Condenação de dois está aquém da responsabilidade pelas 19 mortes, diz advogado

16/04/2006 - 20h06

Alessandra Bastos
Enviada especial

Eldorado dos Carajás (PA) – Há dez anos, José Batista acompanha o processo de reforma agrária no Pará. Advogado, ele é responsável pela defesa dos agricultores do Movimento dos Trabalhadores Rurais Sem terra (MST) e membro da coordenação da Comissão Pastoral da Terra (CPT) no município de Marabá.

Nesta entrevista, Batista falou sobre o confronto que resultou na morte de 19 agricultores sem-terra e deixou outros 69 feridos. Ocorrido em 17 de abril de 1996, o conflito ficou conhecido como o "Massacre de Eldorado dos Carajás".

Agência Brasil – Dez anos após o confronto, qual a posição da CPT sobre o caso?
José Batista - Temos consciência dos interesses políticos que rondaram o processo. O comportamento do próprio Tribunal de Justiça é muito questionável. E também do Ministério Público. Essas condições favoreceram aqueles que deram a ordem [de desobstrução da rodovia PA-150, onde cerca de 1,5 mil trabalhadores faziam um protesto contra a demora na demarcação de terras]. Nosso entendimento é que eles também deveriam ser denunciados.

ABr - Não tem mingúem preso, mas dois comandantes foram condenados.
José Batista - Isso já é um avanço no histórico brasileiro de impunidade? A sensação que temos é que a impunidade venceu porque a condenação, apenas dos dois, está muito aquém daquilo que deveria ser a responsabilização das dezenove mortes. O fato de terem sido colocados em liberdade nos traz a preocupação de que, se perderem os recursos, a polícia não mais os encontre. Os dois fazendeiros acusados de matar o sindicalista João Canudo, em 1985, foram condenados a dezenove anos de prisão há mais de um ano. Perderam o recurso e a polícia não conseguiu localizá-los até hoje.

ABr - Quando o senhor diz "aquém da responsabilização", refere-se aos que estariam acima, na cadeia de comando, ou aos que teriam efetuado os disparos?
José Batista - Aos dois níveis. Quando a pista foi desobstruída, foram recolhidos apenas seis corpos. Esses foram mortos no conflito. Depois da pista desocupada, aqueles que ficaram feridos à margem da estrada, e que não tinham condições de correr, foram executados. Infelizmente, a cena do crime foi totalmente deformada pela própria polícia. As provas foram omitidas e isso fez com que a identificação dos policiais ficasse muito difícil. Então houve absolvição de todos.

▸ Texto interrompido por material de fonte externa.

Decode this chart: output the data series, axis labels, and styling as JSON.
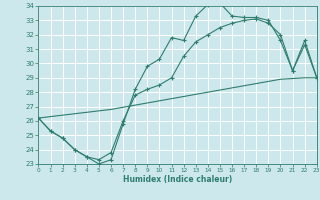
{
  "xlabel": "Humidex (Indice chaleur)",
  "ylabel": "",
  "bg_color": "#cce8ec",
  "grid_color": "#ffffff",
  "line_color": "#2e7d6e",
  "xmin": 0,
  "xmax": 23,
  "ymin": 23,
  "ymax": 34,
  "line1_x": [
    0,
    1,
    2,
    3,
    4,
    5,
    6,
    7,
    8,
    9,
    10,
    11,
    12,
    13,
    14,
    15,
    16,
    17,
    18,
    19,
    20,
    21,
    22,
    23
  ],
  "line1_y": [
    26.2,
    25.3,
    24.8,
    24.0,
    23.5,
    23.0,
    23.3,
    25.8,
    28.2,
    29.8,
    30.3,
    31.8,
    31.6,
    33.3,
    34.1,
    34.2,
    33.3,
    33.2,
    33.2,
    33.0,
    31.6,
    29.5,
    31.6,
    29.0
  ],
  "line2_x": [
    0,
    1,
    2,
    3,
    4,
    5,
    6,
    7,
    8,
    9,
    10,
    11,
    12,
    13,
    14,
    15,
    16,
    17,
    18,
    19,
    20,
    21,
    22,
    23
  ],
  "line2_y": [
    26.2,
    25.3,
    24.8,
    24.0,
    23.5,
    23.3,
    23.8,
    26.0,
    27.8,
    28.2,
    28.5,
    29.0,
    30.5,
    31.5,
    32.0,
    32.5,
    32.8,
    33.0,
    33.1,
    32.8,
    32.0,
    29.5,
    31.3,
    29.0
  ],
  "line3_x": [
    0,
    1,
    2,
    3,
    4,
    5,
    6,
    7,
    8,
    9,
    10,
    11,
    12,
    13,
    14,
    15,
    16,
    17,
    18,
    19,
    20,
    21,
    22,
    23
  ],
  "line3_y": [
    26.2,
    26.3,
    26.4,
    26.5,
    26.6,
    26.7,
    26.8,
    26.95,
    27.1,
    27.25,
    27.4,
    27.55,
    27.7,
    27.85,
    28.0,
    28.15,
    28.3,
    28.45,
    28.6,
    28.75,
    28.9,
    28.95,
    29.0,
    29.0
  ]
}
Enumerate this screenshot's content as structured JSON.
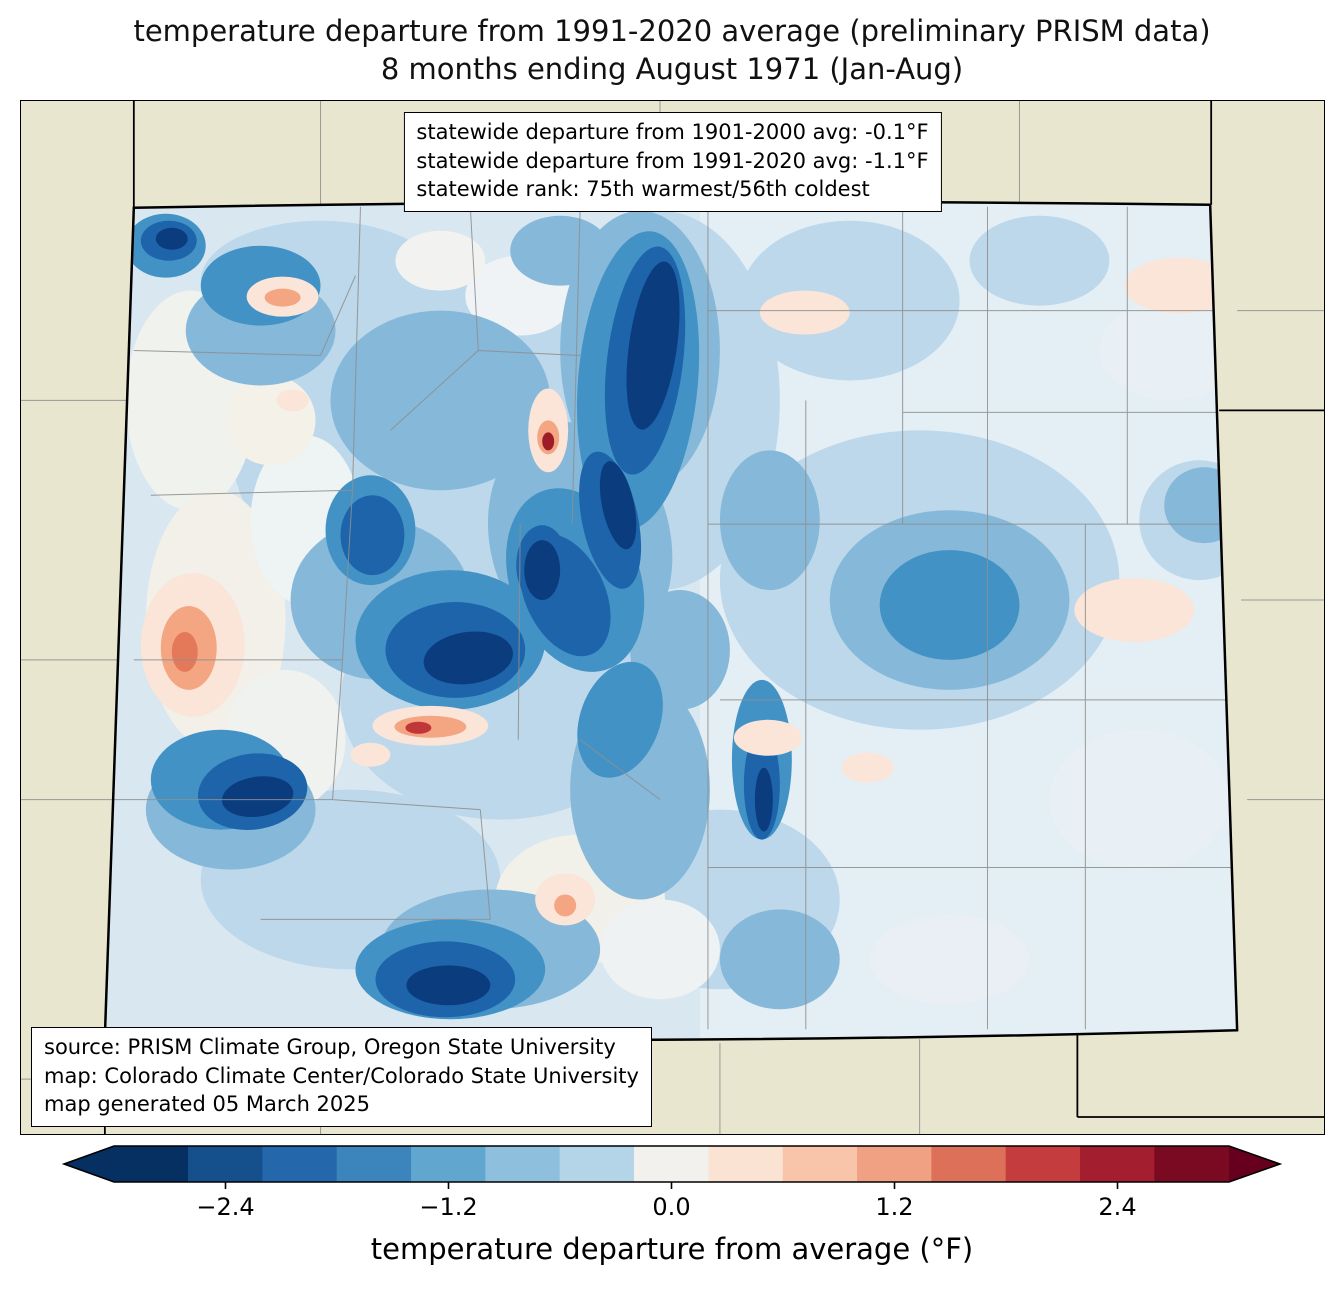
{
  "title": {
    "line1": "temperature departure from 1991-2020 average (preliminary PRISM data)",
    "line2": "8 months ending August 1971 (Jan-Aug)"
  },
  "stats_box": {
    "line1": "statewide departure from 1901-2000 avg: -0.1°F",
    "line2": "statewide departure from 1991-2020 avg: -1.1°F",
    "line3": "statewide rank: 75th warmest/56th coldest"
  },
  "source_box": {
    "line1": "source: PRISM Climate Group, Oregon State University",
    "line2": "map: Colorado Climate Center/Colorado State University",
    "line3": "map generated 05 March 2025"
  },
  "colorbar": {
    "label": "temperature departure from average (°F)",
    "ticks": [
      "−2.4",
      "−1.2",
      "0.0",
      "1.2",
      "2.4"
    ],
    "tick_values": [
      -2.4,
      -1.2,
      0.0,
      1.2,
      2.4
    ],
    "range": [
      -3.0,
      3.0
    ],
    "colors": [
      "#053061",
      "#15508d",
      "#2467ab",
      "#3c84bc",
      "#60a6cf",
      "#8ec0dd",
      "#b4d5e7",
      "#f2f1ee",
      "#fbe3d4",
      "#f9c5aa",
      "#f0a183",
      "#dc7059",
      "#c43c3e",
      "#a31e2e",
      "#7a0a22"
    ],
    "under_color": "#053061",
    "over_color": "#67001f"
  },
  "map": {
    "region": "Colorado",
    "projection_note": "state map with county boundaries",
    "background_color": "#e9e6d0",
    "state_border_color": "#000000",
    "county_line_color": "#8f8f8f"
  }
}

ABr - Em relação aos seis mortos durante a desocupação. Naquele momento, foi um conflito?
José Batista - Não houve conflito. Houve um massacre. O sinal para o batalhão de Paraopebas avançar seria o som de tiros. A distância era de aproximadamente 400 metros. A equipe que fez a filmagem estava do lado do batalhão de Paraopebas. Quando ouviu os primeiros tiros, o cinegrafista saiu caminhando por entre o povo. Ali já havia trabalhadores caídos. A imagem que aparece nos jornais, em que os trabalhadores avançam contra a tropa do coronel Pantoja [Mário Colares Pantoja, um dos dois comandantes da operação], foi quando ele chegou lá. Já haviam ocorrido tiros e já tinham duas pessoas caídas.

ABr – Então a imagem não foi iniciada no começo do conflito?
José Batista - Quando o conflito iniciou, o cinegrafista estava no mínimo há 400 metros do outro lado. Teve que atravessar toda a multidão para chegar no local.

ABr - Mas ele não diz isso?
José Batista -Ele fala claramente que estava do lado inverso.